DEVAM EDEN KAZANÇ

Çocukların maddî yönden olduğu kadar, dinî yönden de iyi yetiştirilmesi gerekir. Günümüzde ana ve babalar istikbal kaygısı içinde bulunmaktadırlar. Bütün imkân ve gayretlerini bu yönde teksif etmektedirler. Oysa ebedî istikballeri daha önemlidir. Her ana ve babanın esas telaşı bu olmalıdır. Hatta toplum huzuru açısından baktığımızda da manevî terbiye zorunludur. Tek taraflı eğitimin yeterli olmadığı, zamanımızın en belirgin gerçeğidir. Fen ilimleriyle aklın inkişafı yanında, ruh ve kalbin de beslenmesi gerekmektedir.

Allah (c.c.) çocukları emanet olarak vermiş, ana ve babayı onlara hizmetkâr yapmıştır. Onlara “hayırlı evlât” vasfı kazandırılması için çalışılmalıdır. Bu sorumluluk içerisinde yetiştirilmeleri gerekir. Bunun için gayret etmek, her ana ve babanın görevi olmalıdır. Aksi halde ruhî bunalımlar, taşkınlıklar, doyumsuzluklar başta kendisine, ailesine, çevresine verebileceği zararlar, sonuçta toplumdaki bozulmalara neden olacaktır.

İnanan kişilerin, geçici dünya saadetinden başka, ebedî olan uhrevî hayatı daha da önemlidir. Bunun için evlâtların, her iki dünya saadetini kazanacak şekilde yetiştirilebilme çabası içinde olunmalıdır. Bunun idraki içerisinde olan ana ve babalar, evlâtlarına olan görevlerini yerine getirebilmiş olacaklardır. İçinde yaşadıkları topluma olan borçlarını, yine topluma kazandırdıkları bireylerle ödeyebileceklerdir.

Dünyadaki vazifesini layıkıyla yerine getiren ana ve babalar, gönül huzuruyla, kendinden sonrakilere nöbeti terk edebileceklerdir. Tüm gayret ve çabalarla yetiştirip, dünyada bıraktıkları hayırlı evlât, onlar için ebedî alemde devam eden kazançlarının kaynağı olacaktır. Huzurlu toplumun fertlerinin yaptıkları her hayırlı davranışın, bunun için çaba sarf eden kişilerin amel defterine sevap kazandıracağı da düşünülebilir.

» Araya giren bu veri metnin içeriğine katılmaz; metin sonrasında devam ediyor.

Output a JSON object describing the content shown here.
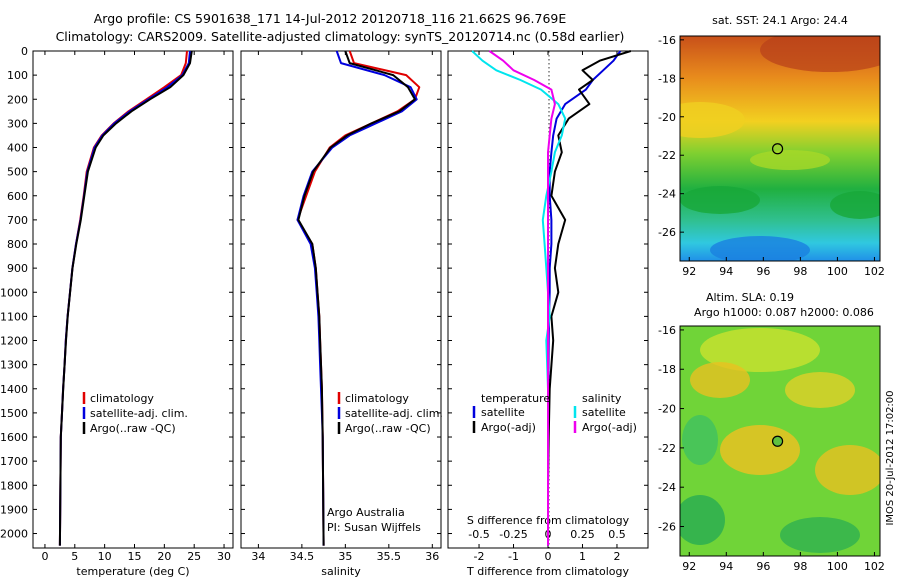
{
  "titles": {
    "line1": "Argo profile: CS 5901638_171 14-Jul-2012 20120718_116 21.662S 96.769E",
    "line2": "Climatology: CARS2009. Satellite-adjusted climatology: synTS_20120714.nc (0.58d earlier)"
  },
  "side_label": "IMOS 20-Jul-2012 17:02:00",
  "colors": {
    "climatology": "#e00000",
    "satellite": "#0000dd",
    "argo": "#000000",
    "cyan": "#00e5ee",
    "magenta": "#ee00ee"
  },
  "chart_data": [
    {
      "type": "line",
      "xlabel": "temperature (deg C)",
      "ylabel": "",
      "xlim": [
        -2,
        31.5
      ],
      "ylim": [
        2060,
        0
      ],
      "xticks": [
        0,
        5,
        10,
        15,
        20,
        25,
        30
      ],
      "yticks": [
        0,
        100,
        200,
        300,
        400,
        500,
        600,
        700,
        800,
        900,
        1000,
        1100,
        1200,
        1300,
        1400,
        1500,
        1600,
        1700,
        1800,
        1900,
        2000
      ],
      "legend": [
        "climatology",
        "satellite-adj. clim.",
        "Argo(..raw -QC)"
      ],
      "series": [
        {
          "name": "climatology",
          "color": "#e00000",
          "x": [
            23.8,
            23.6,
            22.8,
            20,
            17,
            14,
            11.5,
            9.5,
            8.2,
            7,
            6.5,
            5.9,
            5.2,
            4.6,
            4.2,
            3.8,
            3.5,
            3.3,
            3.05,
            2.85,
            2.65,
            2.5
          ],
          "y": [
            0,
            50,
            100,
            150,
            200,
            250,
            300,
            350,
            400,
            500,
            600,
            700,
            800,
            900,
            1000,
            1100,
            1200,
            1300,
            1400,
            1500,
            1600,
            2050
          ]
        },
        {
          "name": "satellite-adj. clim.",
          "color": "#0000dd",
          "x": [
            24.3,
            24.1,
            23,
            20.5,
            17.3,
            14.2,
            11.6,
            9.6,
            8.3,
            7.1,
            6.55,
            5.95,
            5.2,
            4.6,
            4.2,
            3.8,
            3.5,
            3.3,
            3.05,
            2.85,
            2.65,
            2.5
          ],
          "y": [
            0,
            50,
            100,
            150,
            200,
            250,
            300,
            350,
            400,
            500,
            600,
            700,
            800,
            900,
            1000,
            1100,
            1200,
            1300,
            1400,
            1500,
            1600,
            2050
          ]
        },
        {
          "name": "Argo(..raw -QC)",
          "color": "#000000",
          "x": [
            24.6,
            24.3,
            23.2,
            21,
            17.6,
            14.5,
            11.9,
            9.8,
            8.5,
            7.2,
            6.6,
            6,
            5.25,
            4.62,
            4.22,
            3.82,
            3.52,
            3.3,
            3.06,
            2.86,
            2.66,
            2.5
          ],
          "y": [
            0,
            50,
            100,
            150,
            200,
            250,
            300,
            350,
            400,
            500,
            600,
            700,
            800,
            900,
            1000,
            1100,
            1200,
            1300,
            1400,
            1500,
            1600,
            2050
          ]
        }
      ]
    },
    {
      "type": "line",
      "xlabel": "salinity",
      "xlim": [
        33.8,
        36.1
      ],
      "ylim": [
        2060,
        0
      ],
      "xticks": [
        34,
        34.5,
        35,
        35.5,
        36
      ],
      "legend": [
        "climatology",
        "satellite-adj. clim.",
        "Argo(..raw -QC)"
      ],
      "annotation": [
        "Argo Australia",
        "PI: Susan Wijffels"
      ],
      "series": [
        {
          "name": "climatology",
          "color": "#e00000",
          "x": [
            35.05,
            35.1,
            35.7,
            35.85,
            35.8,
            35.6,
            35.3,
            35.0,
            34.82,
            34.65,
            34.55,
            34.45,
            34.62,
            34.66,
            34.68,
            34.7,
            34.71,
            34.72,
            34.73,
            34.735,
            34.74,
            34.75
          ],
          "y": [
            0,
            50,
            100,
            150,
            200,
            250,
            300,
            350,
            400,
            500,
            600,
            700,
            800,
            900,
            1000,
            1100,
            1200,
            1300,
            1400,
            1500,
            1600,
            2050
          ]
        },
        {
          "name": "satellite-adj. clim.",
          "color": "#0000dd",
          "x": [
            34.9,
            34.95,
            35.45,
            35.75,
            35.82,
            35.65,
            35.35,
            35.05,
            34.85,
            34.62,
            34.52,
            34.45,
            34.6,
            34.65,
            34.67,
            34.69,
            34.7,
            34.71,
            34.72,
            34.73,
            34.74,
            34.75
          ],
          "y": [
            0,
            50,
            100,
            150,
            200,
            250,
            300,
            350,
            400,
            500,
            600,
            700,
            800,
            900,
            1000,
            1100,
            1200,
            1300,
            1400,
            1500,
            1600,
            2050
          ]
        },
        {
          "name": "Argo(..raw -QC)",
          "color": "#000000",
          "x": [
            35.0,
            35.05,
            35.55,
            35.72,
            35.8,
            35.62,
            35.3,
            35.02,
            34.83,
            34.63,
            34.53,
            34.46,
            34.62,
            34.66,
            34.68,
            34.7,
            34.71,
            34.72,
            34.73,
            34.735,
            34.74,
            34.75
          ],
          "y": [
            0,
            50,
            100,
            150,
            200,
            250,
            300,
            350,
            400,
            500,
            600,
            700,
            800,
            900,
            1000,
            1100,
            1200,
            1300,
            1400,
            1500,
            1600,
            2050
          ]
        }
      ]
    },
    {
      "type": "line",
      "xlabel": "T difference from climatology",
      "xlabel_top": "S difference from climatology",
      "xlim": [
        -2.9,
        2.9
      ],
      "ylim": [
        2060,
        0
      ],
      "xticks": [
        -2,
        -1,
        0,
        1,
        2
      ],
      "sticks": [
        "-0.5",
        "-0.25",
        "0",
        "0.25",
        "0.5"
      ],
      "legend_headers": [
        "temperature",
        "salinity"
      ],
      "legend": [
        "satellite",
        "Argo(-adj)",
        "satellite",
        "Argo(-adj)"
      ],
      "series": [
        {
          "name": "satellite",
          "color": "#0000dd",
          "x": [
            2.1,
            1.9,
            1.6,
            1.3,
            1.1,
            0.5,
            0.25,
            0.15,
            0.1,
            0.05,
            0.05,
            0.1,
            0.1,
            0.05,
            0.05,
            0.03,
            0.02,
            0.01,
            0,
            0,
            0
          ],
          "y": [
            0,
            40,
            80,
            120,
            160,
            220,
            280,
            350,
            420,
            500,
            600,
            700,
            800,
            900,
            1000,
            1100,
            1200,
            1400,
            1600,
            1800,
            2050
          ]
        },
        {
          "name": "Argo(-adj)",
          "color": "#000000",
          "x": [
            2.4,
            1.5,
            1.0,
            1.3,
            0.9,
            1.2,
            0.6,
            0.3,
            0.4,
            0.2,
            0.1,
            0.5,
            0.3,
            0.2,
            0.3,
            0.1,
            0.15,
            0.05,
            0.02,
            0,
            0
          ],
          "y": [
            0,
            40,
            80,
            120,
            160,
            220,
            280,
            350,
            420,
            500,
            600,
            700,
            800,
            900,
            1000,
            1100,
            1200,
            1400,
            1600,
            1800,
            2050
          ]
        },
        {
          "name": "satellite",
          "color": "#00e5ee",
          "x": [
            -2.2,
            -1.9,
            -1.5,
            -0.8,
            -0.2,
            0.3,
            0.5,
            0.4,
            0.2,
            0.1,
            -0.05,
            -0.15,
            -0.1,
            -0.05,
            0,
            0.05,
            -0.05,
            0,
            0,
            0,
            0
          ],
          "y": [
            0,
            40,
            80,
            120,
            160,
            220,
            280,
            350,
            420,
            500,
            600,
            700,
            800,
            900,
            1000,
            1100,
            1200,
            1400,
            1600,
            1800,
            2050
          ]
        },
        {
          "name": "Argo(-adj)",
          "color": "#ee00ee",
          "x": [
            -1.7,
            -1.3,
            -1.0,
            -0.4,
            0.1,
            0.2,
            0.1,
            0.05,
            0,
            0,
            0,
            0,
            0,
            0,
            0,
            0,
            0,
            0,
            0,
            0,
            0
          ],
          "y": [
            0,
            40,
            80,
            120,
            160,
            220,
            280,
            350,
            420,
            500,
            600,
            700,
            800,
            900,
            1000,
            1100,
            1200,
            1400,
            1600,
            1800,
            2050
          ]
        }
      ]
    },
    {
      "type": "heatmap",
      "title": "sat. SST: 24.1  Argo: 24.4",
      "xlim": [
        91.5,
        102.3
      ],
      "ylim": [
        -27.5,
        -15.8
      ],
      "xticks": [
        92,
        94,
        96,
        98,
        100,
        102
      ],
      "yticks": [
        -16,
        -18,
        -20,
        -22,
        -24,
        -26
      ],
      "marker": {
        "x": 96.769,
        "y": -21.662
      }
    },
    {
      "type": "heatmap",
      "title_lines": [
        "Altim. SLA: 0.19",
        "Argo h1000: 0.087 h2000: 0.086"
      ],
      "xlim": [
        91.5,
        102.3
      ],
      "ylim": [
        -27.5,
        -15.8
      ],
      "xticks": [
        92,
        94,
        96,
        98,
        100,
        102
      ],
      "yticks": [
        -16,
        -18,
        -20,
        -22,
        -24,
        -26
      ],
      "marker": {
        "x": 96.769,
        "y": -21.662
      }
    }
  ]
}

Hayırlı evlâtların ve bunların yetişmesi için yapılan hayırların ahiret hayatında kazandırdığı dereceleri, bir hikâyeyi özetleyerek anlamaya çalışalım. (Hikâyenin aslı için, Murat Tarık Yüksel’in “En Güzel Dinî Hikâyeler” kitabına bak.)

Mübarek zatlardan biri, üç kişinin kabirdeki derecelerini görür. Bunu nasıl kazandıklarını merak eder.

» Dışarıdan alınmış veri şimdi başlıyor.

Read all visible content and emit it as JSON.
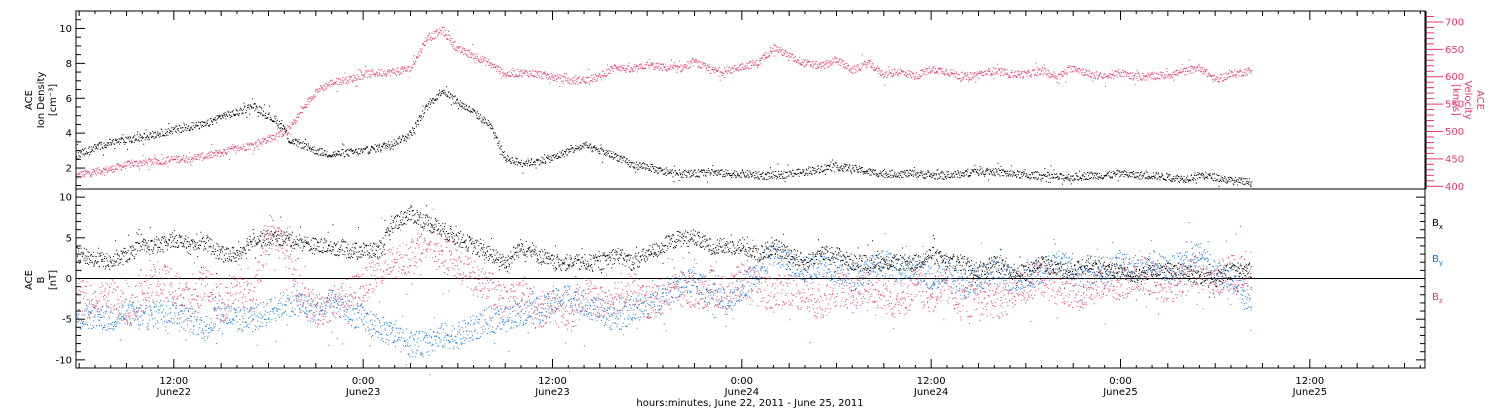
{
  "figure": {
    "xlabel": "hours:minutes, June 22, 2011 - June 25, 2011",
    "time_ticks": [
      {
        "hour": 12,
        "label": "12:00",
        "date": "June22"
      },
      {
        "hour": 24,
        "label": "0:00",
        "date": "June23"
      },
      {
        "hour": 36,
        "label": "12:00",
        "date": "June23"
      },
      {
        "hour": 48,
        "label": "0:00",
        "date": "June24"
      },
      {
        "hour": 60,
        "label": "12:00",
        "date": "June24"
      },
      {
        "hour": 72,
        "label": "0:00",
        "date": "June25"
      },
      {
        "hour": 84,
        "label": "12:00",
        "date": "June25"
      }
    ],
    "time_range_hours": [
      5.8,
      91.3
    ],
    "data_end_hour": 80.3
  },
  "colors": {
    "density": "#000000",
    "velocity": "#ee3366",
    "bx": "#000000",
    "by": "#1177dd",
    "bz": "#ee3366"
  },
  "chart_data": [
    {
      "type": "scatter",
      "panel": "top",
      "ylabel_left": [
        "ACE",
        "Ion Density",
        "[cm⁻³]"
      ],
      "ylabel_right": [
        "ACE",
        "Velocity",
        "[km/s]"
      ],
      "ylim_left": [
        0.8,
        11
      ],
      "yticks_left": [
        2,
        4,
        6,
        8,
        10
      ],
      "ylim_right": [
        395,
        720
      ],
      "yticks_right": [
        400,
        450,
        500,
        550,
        600,
        650,
        700
      ],
      "series": [
        {
          "axis": "left",
          "color": "#000000",
          "x": [
            5.8,
            7,
            8,
            9,
            10,
            11,
            12,
            13,
            14,
            15,
            16,
            17,
            18,
            19,
            19.3,
            20,
            21,
            22,
            23,
            24,
            25,
            26,
            27,
            28,
            29,
            30,
            31,
            32,
            33,
            34,
            35,
            36,
            37,
            38,
            39,
            40,
            41,
            42,
            43,
            44,
            45,
            46,
            47,
            48,
            49,
            50,
            51,
            52,
            53,
            54,
            55,
            56,
            57,
            58,
            59,
            60,
            61,
            62,
            63,
            64,
            65,
            66,
            67,
            68,
            69,
            70,
            71,
            72,
            73,
            74,
            75,
            76,
            77,
            78,
            79,
            80.3
          ],
          "y": [
            2.8,
            3.2,
            3.5,
            3.6,
            3.8,
            4.0,
            4.2,
            4.4,
            4.5,
            5.0,
            5.2,
            5.6,
            5.0,
            4.3,
            3.6,
            3.4,
            3.0,
            2.8,
            2.9,
            3.0,
            3.2,
            3.5,
            4.0,
            5.5,
            6.5,
            5.8,
            5.2,
            4.5,
            2.6,
            2.3,
            2.4,
            2.6,
            3.0,
            3.3,
            3.0,
            2.7,
            2.2,
            2.1,
            1.8,
            1.7,
            1.7,
            1.8,
            1.7,
            1.7,
            1.6,
            1.6,
            1.7,
            1.8,
            2.0,
            2.1,
            2.0,
            1.8,
            1.7,
            1.7,
            1.7,
            1.6,
            1.6,
            1.7,
            1.9,
            1.8,
            1.7,
            1.6,
            1.6,
            1.5,
            1.5,
            1.6,
            1.6,
            1.7,
            1.6,
            1.6,
            1.5,
            1.4,
            1.6,
            1.5,
            1.3,
            1.2
          ]
        },
        {
          "axis": "right",
          "color": "#ee3366",
          "x": [
            5.8,
            7,
            8,
            9,
            10,
            11,
            12,
            13,
            14,
            15,
            16,
            17,
            18,
            19,
            19.3,
            20,
            21,
            22,
            23,
            24,
            25,
            26,
            27,
            28,
            29,
            30,
            31,
            32,
            33,
            34,
            35,
            36,
            37,
            38,
            39,
            40,
            41,
            42,
            43,
            44,
            45,
            46,
            47,
            48,
            49,
            50,
            51,
            52,
            53,
            54,
            55,
            56,
            57,
            58,
            59,
            60,
            61,
            62,
            63,
            64,
            65,
            66,
            67,
            68,
            69,
            70,
            71,
            72,
            73,
            74,
            75,
            76,
            77,
            78,
            79,
            80.3
          ],
          "y": [
            420,
            428,
            432,
            440,
            444,
            446,
            450,
            452,
            456,
            462,
            470,
            476,
            488,
            500,
            504,
            535,
            575,
            590,
            595,
            605,
            608,
            610,
            615,
            670,
            685,
            650,
            640,
            625,
            605,
            608,
            606,
            600,
            593,
            595,
            600,
            620,
            612,
            622,
            618,
            615,
            628,
            612,
            610,
            620,
            625,
            655,
            638,
            625,
            620,
            632,
            612,
            626,
            604,
            610,
            602,
            615,
            610,
            600,
            605,
            612,
            606,
            605,
            612,
            600,
            618,
            605,
            600,
            608,
            600,
            602,
            604,
            610,
            618,
            595,
            605,
            612
          ]
        }
      ]
    },
    {
      "type": "scatter",
      "panel": "bottom",
      "ylabel": [
        "ACE",
        "B",
        "[nT]"
      ],
      "ylim": [
        -11,
        11
      ],
      "yticks": [
        -10,
        -5,
        0,
        5,
        10
      ],
      "zero_line": true,
      "series": [
        {
          "name": "B",
          "sub": "x",
          "color": "#000000",
          "x": [
            5.8,
            7,
            8,
            9,
            10,
            11,
            12,
            13,
            14,
            15,
            16,
            17,
            18,
            19,
            20,
            21,
            22,
            23,
            24,
            25,
            26,
            27,
            28,
            29,
            30,
            31,
            32,
            33,
            34,
            35,
            36,
            37,
            38,
            39,
            40,
            41,
            42,
            43,
            44,
            45,
            46,
            47,
            48,
            49,
            50,
            51,
            52,
            53,
            54,
            55,
            56,
            57,
            58,
            59,
            60,
            61,
            62,
            63,
            64,
            65,
            66,
            67,
            68,
            69,
            70,
            71,
            72,
            73,
            74,
            75,
            76,
            77,
            78,
            79,
            80.3
          ],
          "y": [
            3,
            2.5,
            2,
            3,
            4,
            4,
            5,
            4,
            4.5,
            3,
            3,
            5,
            5,
            5,
            4.5,
            4,
            4,
            3.5,
            3.5,
            3.5,
            7,
            8,
            7,
            6,
            5,
            4,
            3,
            2,
            4,
            3,
            2,
            2,
            2,
            2,
            3,
            2,
            3,
            4,
            5,
            5,
            4,
            4,
            4,
            3,
            4,
            3,
            2,
            3,
            3,
            2,
            2,
            2,
            2,
            2,
            3,
            2,
            2,
            1,
            2,
            1,
            1,
            2,
            1,
            1,
            2,
            1,
            1,
            0,
            1,
            1,
            1,
            0,
            0,
            1,
            1
          ]
        },
        {
          "name": "B",
          "sub": "y",
          "color": "#1177dd",
          "x": [
            5.8,
            7,
            8,
            9,
            10,
            11,
            12,
            13,
            14,
            15,
            16,
            17,
            18,
            19,
            20,
            21,
            22,
            23,
            24,
            25,
            26,
            27,
            28,
            29,
            30,
            31,
            32,
            33,
            34,
            35,
            36,
            37,
            38,
            39,
            40,
            41,
            42,
            43,
            44,
            45,
            46,
            47,
            48,
            49,
            50,
            51,
            52,
            53,
            54,
            55,
            56,
            57,
            58,
            59,
            60,
            61,
            62,
            63,
            64,
            65,
            66,
            67,
            68,
            69,
            70,
            71,
            72,
            73,
            74,
            75,
            76,
            77,
            78,
            79,
            80.3
          ],
          "y": [
            -5,
            -4.5,
            -5,
            -4,
            -5,
            -4,
            -4,
            -5,
            -6,
            -4,
            -5,
            -5,
            -4,
            -3,
            -3,
            -4,
            -3,
            -4,
            -5,
            -6,
            -7,
            -8,
            -8,
            -7,
            -7,
            -6,
            -5,
            -5,
            -4,
            -4,
            -3,
            -2,
            -3,
            -4,
            -5,
            -4,
            -3,
            -2,
            -1,
            0,
            -2,
            -3,
            -1,
            1,
            3,
            2,
            1,
            2,
            1,
            0,
            1,
            2,
            1,
            1,
            0,
            1,
            -1,
            0,
            1,
            0,
            0,
            1,
            2,
            1,
            0,
            1,
            2,
            1,
            2,
            1,
            2,
            3,
            1,
            0,
            -3
          ]
        },
        {
          "name": "B",
          "sub": "z",
          "color": "#ee3366",
          "x": [
            5.8,
            7,
            8,
            9,
            10,
            11,
            12,
            13,
            14,
            15,
            16,
            17,
            18,
            19,
            20,
            21,
            22,
            23,
            24,
            25,
            26,
            27,
            28,
            29,
            30,
            31,
            32,
            33,
            34,
            35,
            36,
            37,
            38,
            39,
            40,
            41,
            42,
            43,
            44,
            45,
            46,
            47,
            48,
            49,
            50,
            51,
            52,
            53,
            54,
            55,
            56,
            57,
            58,
            59,
            60,
            61,
            62,
            63,
            64,
            65,
            66,
            67,
            68,
            69,
            70,
            71,
            72,
            73,
            74,
            75,
            76,
            77,
            78,
            79,
            80.3
          ],
          "y": [
            -2,
            -3,
            -2,
            -4,
            -2,
            0,
            -1,
            -3,
            0,
            -4,
            0,
            -3,
            6,
            4,
            -2,
            -4,
            -3,
            -2,
            -1,
            1,
            2,
            3,
            5,
            3,
            2,
            0,
            -1,
            -3,
            -2,
            -4,
            -3,
            -5,
            -2,
            -3,
            -2,
            -1,
            -3,
            -2,
            -1,
            -2,
            -1,
            -2,
            0,
            -1,
            -2,
            -1,
            -2,
            -3,
            -1,
            -2,
            -1,
            -2,
            -3,
            -1,
            -2,
            -1,
            -3,
            -2,
            -3,
            -2,
            -1,
            0,
            -1,
            -2,
            -1,
            0,
            -1,
            1,
            0,
            -1,
            0,
            1,
            0,
            1,
            0
          ]
        }
      ]
    }
  ]
}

Birincisi anlatır: “Evlâdımın tahsil ve terbiyesine çok dikkat ettim. İyi bir meslek sahibi yaptım. Dinî bilgileri de ihmal etmedim. Evlâdım bu duruma şükrederek, her gün mübarek sureleri okur, bana dua eder.”

İkincisi de: “Annem ve babam, tahsilim için çalıştılar. Her türlü istek ve ihtiyaçlarından fedakârlık ederek, artırdıkları parayı tahsilime harcadılar. Yıllarca uğraştım. Yüzlerce âlimin önünde diz çöktüm. Yüzlerce kitap okudum. Sonunda bir kitap yazdım. Muhammed ümmetinin istifadesine sundum. Her okuyan, yazandan Allah razı olsun diye dua eder.”

Üçüncüsü: “Çalışkan biriydim. Çok çalıştım. Allah, emeğimi karşılıksız bırakmadı. Çok kazanıp, servet sahibi oldum. Allah’ın bu lütfuna şükür olmak üzere; dul ve yetimlere, ilim için çalışan fakir talebelere, sıkıntıda olanlara yardım ettim. Mektep yaptırdım, hayır yoluna para harcadım” şeklinde anlatmışlardır.

İki cihan saadetini sağlayacak kazancın devam etmesini isteyen, hayırlı evlât yetiştirmeye çalışmalıdır.

Bir hadis-i şerifte de Ebû Hüreyre (r.a.)’den rivayetle Peygamber Efendimiz (s.a.v.), “Kişi öldüğünde şu üç şeyden gelenler hariç, ameli kesilir. Varlığı devam eden ve istifade edilen hayırlı bir eser. Kendisinden faydalanılan ilim. Kendisi için dua eden hayırlı bir evlât” buyurmaktadır. (Camiü’s-Sağir, No. 474, s. 246)

Allah tüm iman ehline, hayırlı evlât nasip etsin. Amin.